An economist is predicting home prices could decline much more than anticipated as the housing bubble begins to pop.
A 15 percent drop in home prices for next year is “very conservative,” KPMG chief economist Diane Swonk told Fortune. Swonk’s forecast comes as the market’s correction from the pandemic-era frenzy has come into focus in recent months.
“Once you start the process of prices falling nationally, there is a self-fulfilling momentum to it because no one wants to catch a falling knife,” Swonk told the outlet.
The economist said the market was a “pandemic-induced bubble,” inflated by those relocating as they work from home. Rapidly spiking mortgage rates are contributing to the pop, sidelining would-be buyers and persuading would-be sellers to keep their lower locked rate.
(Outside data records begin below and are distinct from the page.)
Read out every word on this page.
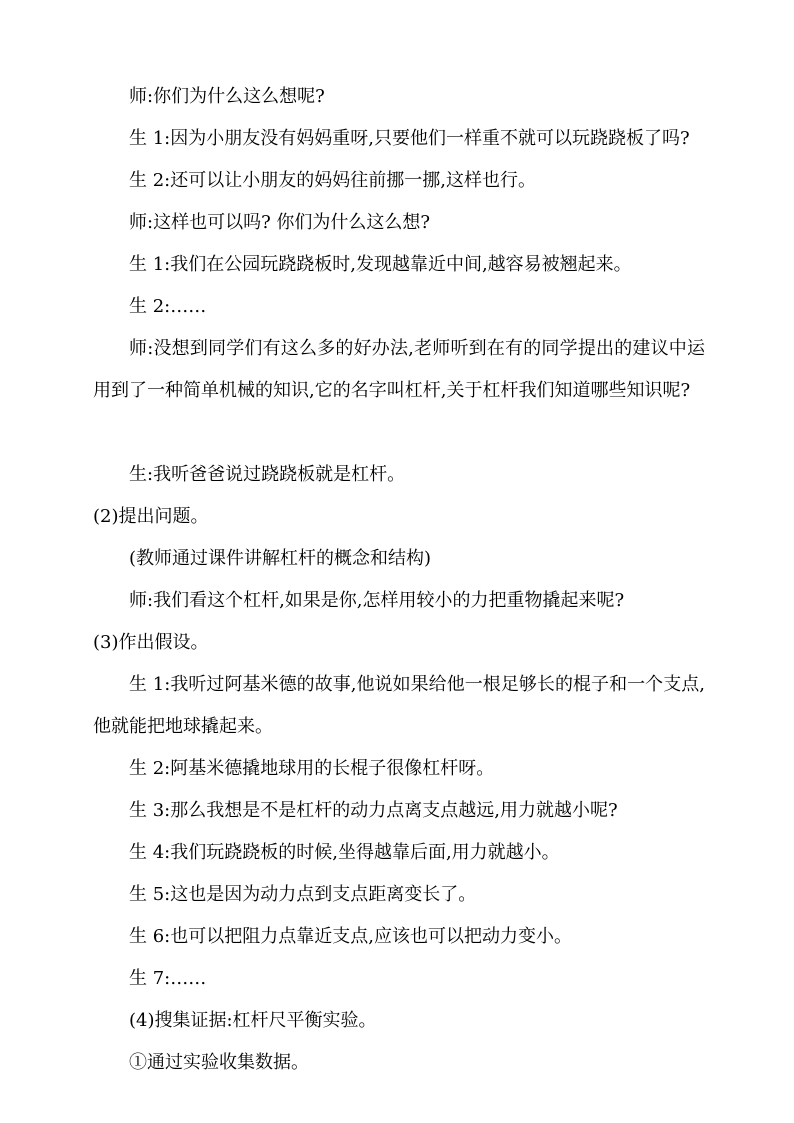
师:你们为什么这么想呢?
生 1:因为小朋友没有妈妈重呀,只要他们一样重不就可以玩跷跷板了吗?
生 2:还可以让小朋友的妈妈往前挪一挪,这样也行。
师:这样也可以吗? 你们为什么这么想?
生 1:我们在公园玩跷跷板时,发现越靠近中间,越容易被翘起来。
生 2:……
师:没想到同学们有这么多的好办法,老师听到在有的同学提出的建议中运用到了一种简单机械的知识,它的名字叫杠杆,关于杠杆我们知道哪些知识呢?
生:我听爸爸说过跷跷板就是杠杆。
(2)提出问题。
(教师通过课件讲解杠杆的概念和结构)
师:我们看这个杠杆,如果是你,怎样用较小的力把重物撬起来呢?
(3)作出假设。
生 1:我听过阿基米德的故事,他说如果给他一根足够长的棍子和一个支点,他就能把地球撬起来。
生 2:阿基米德撬地球用的长棍子很像杠杆呀。
生 3:那么我想是不是杠杆的动力点离支点越远,用力就越小呢?
生 4:我们玩跷跷板的时候,坐得越靠后面,用力就越小。
生 5:这也是因为动力点到支点距离变长了。
生 6:也可以把阻力点靠近支点,应该也可以把动力变小。
生 7:……
(4)搜集证据:杠杆尺平衡实验。
①通过实验收集数据。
Price growth hit a record slowdown in August, according to the Case-Shiller Index. Data showed a drop in year-over-year price growth for the second straight month and a 13 percent annual rise, compared to July’s 15.6 percent annual gain. The 2.6 percentage point decline was the sharpest month-to-month fall in the index’s 35-year history.
The Federal Reserve’s plans to combat inflation with general interest rate hikes have sent mortgage rates to historic highs and flattened demand.
While a national price drop of more than 15 percent would be one of the biggest declines in history.